Monday, October 19th was an exciting day for Act 4 of the Jepson Shakespeare Project!
We showed up to John Marshall with enough numbers to have a successful first rehearsal. Upon our arrival, we did a quick name refresher in case they forgot ours (and we most definitely forgot some of their names). We jumped right into some acting games to warm up and get comfortable with one another. First, we played zip zap zop which actually got pretty competitive. Then, we played the Honey, will you marry me? game, which Allison had to explain to everyone. To play, you ask the person next to you “honey, will you marry me?” in a way that will make that person laugh and they are trying not to laugh or else they are out of the game. It was pretty funny since there was only one guy and six girls. Surprisingly, they all got really into the game and tried so hard to make each other laugh, us included. What I love about this group is that they are not afraid to get out of their comfort zone and are really good at participating!
After a good warm up, we had everyone get out their scripts and proceeded to do a read through of the first half of scene 1, act 4. We read from Titania’s “Come, sit thee down…” line up until the part where Theseus, Hippolyta, and Egeus enter the scene. While reading through that section, we stopped a few times to explain what was going on, and offer possible staging ideas. I wrote down their ideas in the margins of my script. We asked the students which roles they potentially wanted to play, which turned into actually casting the roles to those students. Because of our low numbers, and having all of the characters in act 4, some students had to double up. Molly, Allison and I will most likely be playing the fairies (YAY).

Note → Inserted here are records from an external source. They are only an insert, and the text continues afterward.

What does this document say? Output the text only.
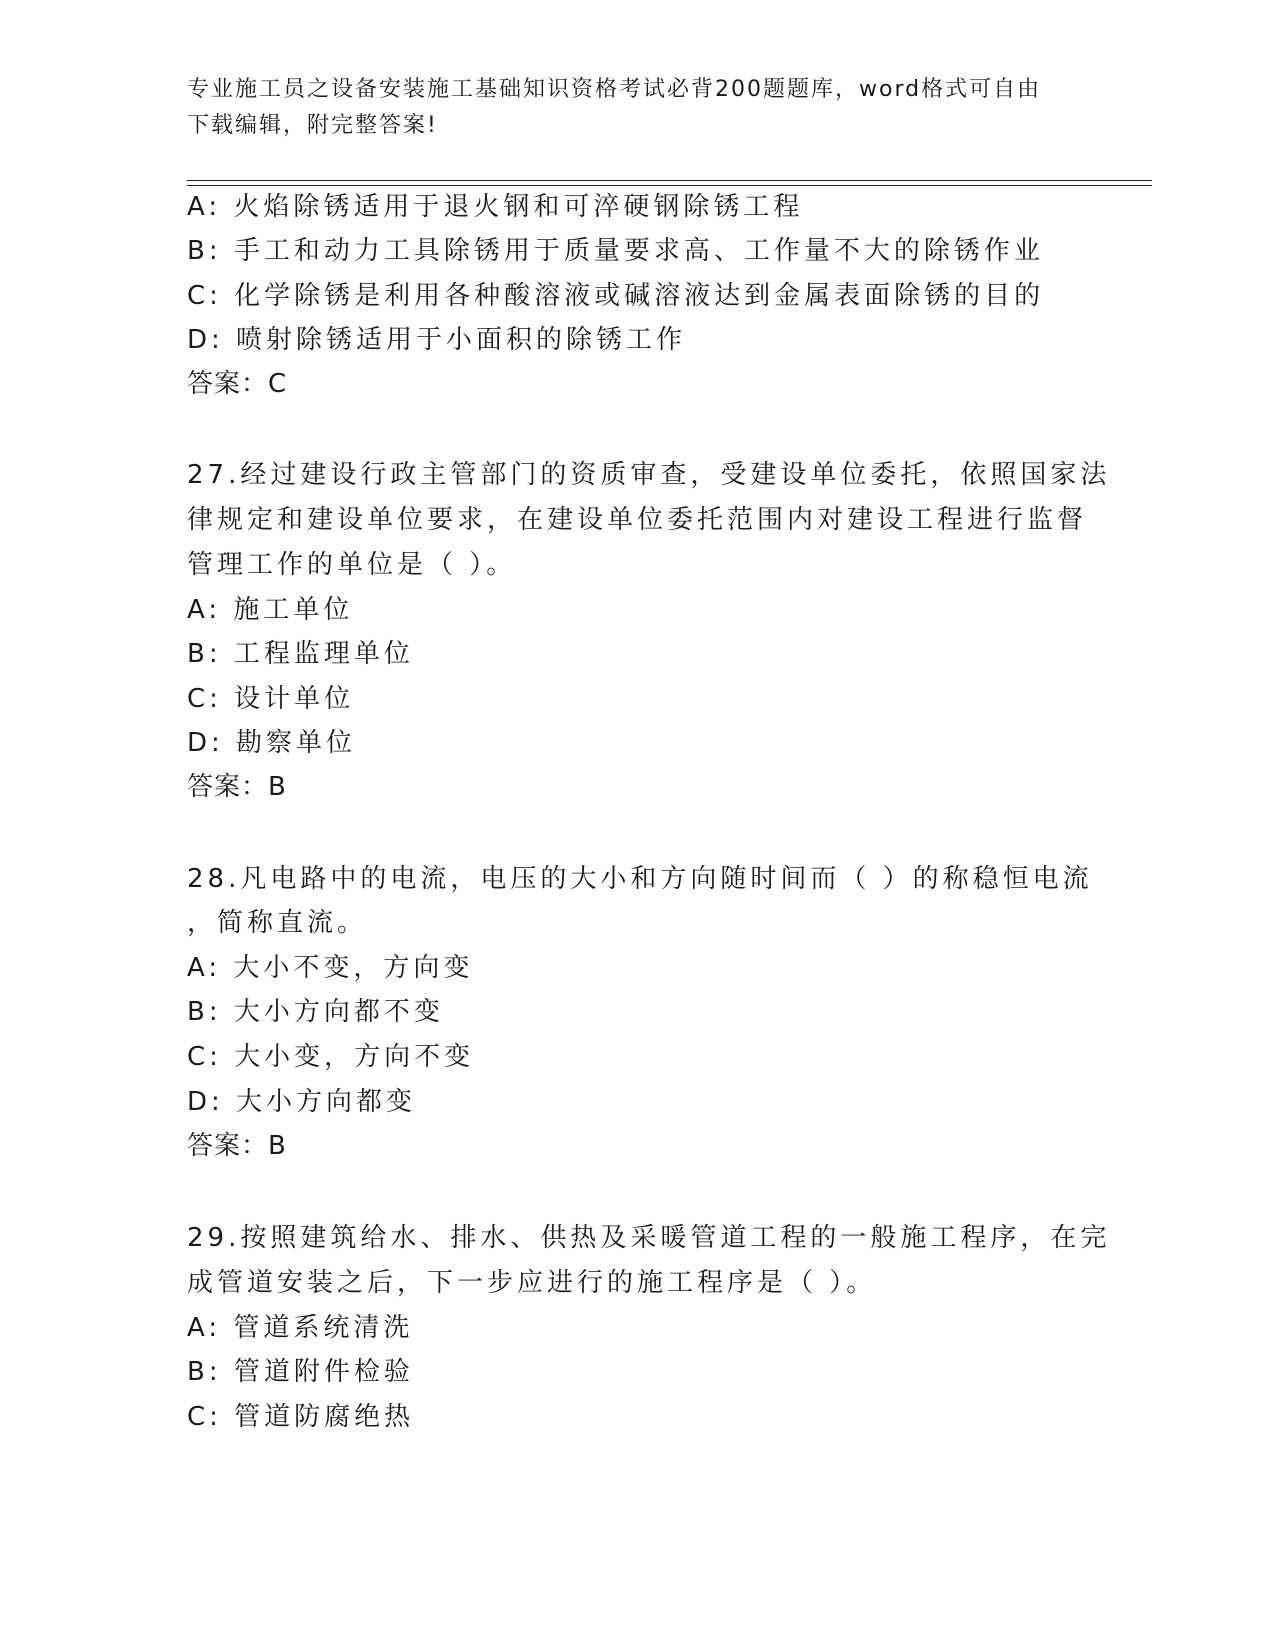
专业施工员之设备安装施工基础知识资格考试必背200题题库，word格式可自由
下载编辑，附完整答案!
A: 火焰除锈适用于退火钢和可淬硬钢除锈工程
B: 手工和动力工具除锈用于质量要求高、工作量不大的除锈作业
C: 化学除锈是利用各种酸溶液或碱溶液达到金属表面除锈的目的
D: 喷射除锈适用于小面积的除锈工作
答案：C
27.经过建设行政主管部门的资质审查，受建设单位委托，依照国家法
律规定和建设单位要求，在建设单位委托范围内对建设工程进行监督
管理工作的单位是（ ）。
A: 施工单位
B: 工程监理单位
C: 设计单位
D: 勘察单位
答案：B
28.凡电路中的电流，电压的大小和方向随时间而（ ）的称稳恒电流
，简称直流。
A: 大小不变，方向变
B: 大小方向都不变
C: 大小变，方向不变
D: 大小方向都变
答案：B
29.按照建筑给水、排水、供热及采暖管道工程的一般施工程序，在完
成管道安装之后，下一步应进行的施工程序是（ ）。
A: 管道系统清洗
B: 管道附件检验
C: 管道防腐绝热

After we assigned roles, our group went into the hallway and ran through the first three pages of our script twice. We tried out some of the staging ideas we brainstormed earlier in the class room.
It’s awesome how enthusiastic these students are to be a part of the Jepson Shakespeare Project! When we left the rehearsal, Allison and I couldn’t get over how well they participated in the acting games and reading through the script. We look forward to meeting with them this coming Monday.
Also, the students finally decided they want to have a donkey head instead of a unicorn head for Bottom. We’re making moves…
Unfortunately, we were unable to meet with the John Marshall students last Monday since we were on fall break until Wednesday. We notified Laura that we would be returning the following Monday, Oct 19th for our next rehearsal.
In the mean time, we are trying to finalize our prop list for the first part of act 4. Last time we met with the students, we told them that it is really up to them how they want to stage the movements based on the text. During our last work day, Molly, Allison and I brainstormed some stage directions for each character to give the students an idea of what may work for certain scenes. On Thursday, I went through our script and wrote down any notes or ideas that came to mind.
The last few visits to John Marshall were unsuccessful in terms of being able to start working with the students on the script and begin casting, so we are hoping that this coming Monday there will be enough students to get started!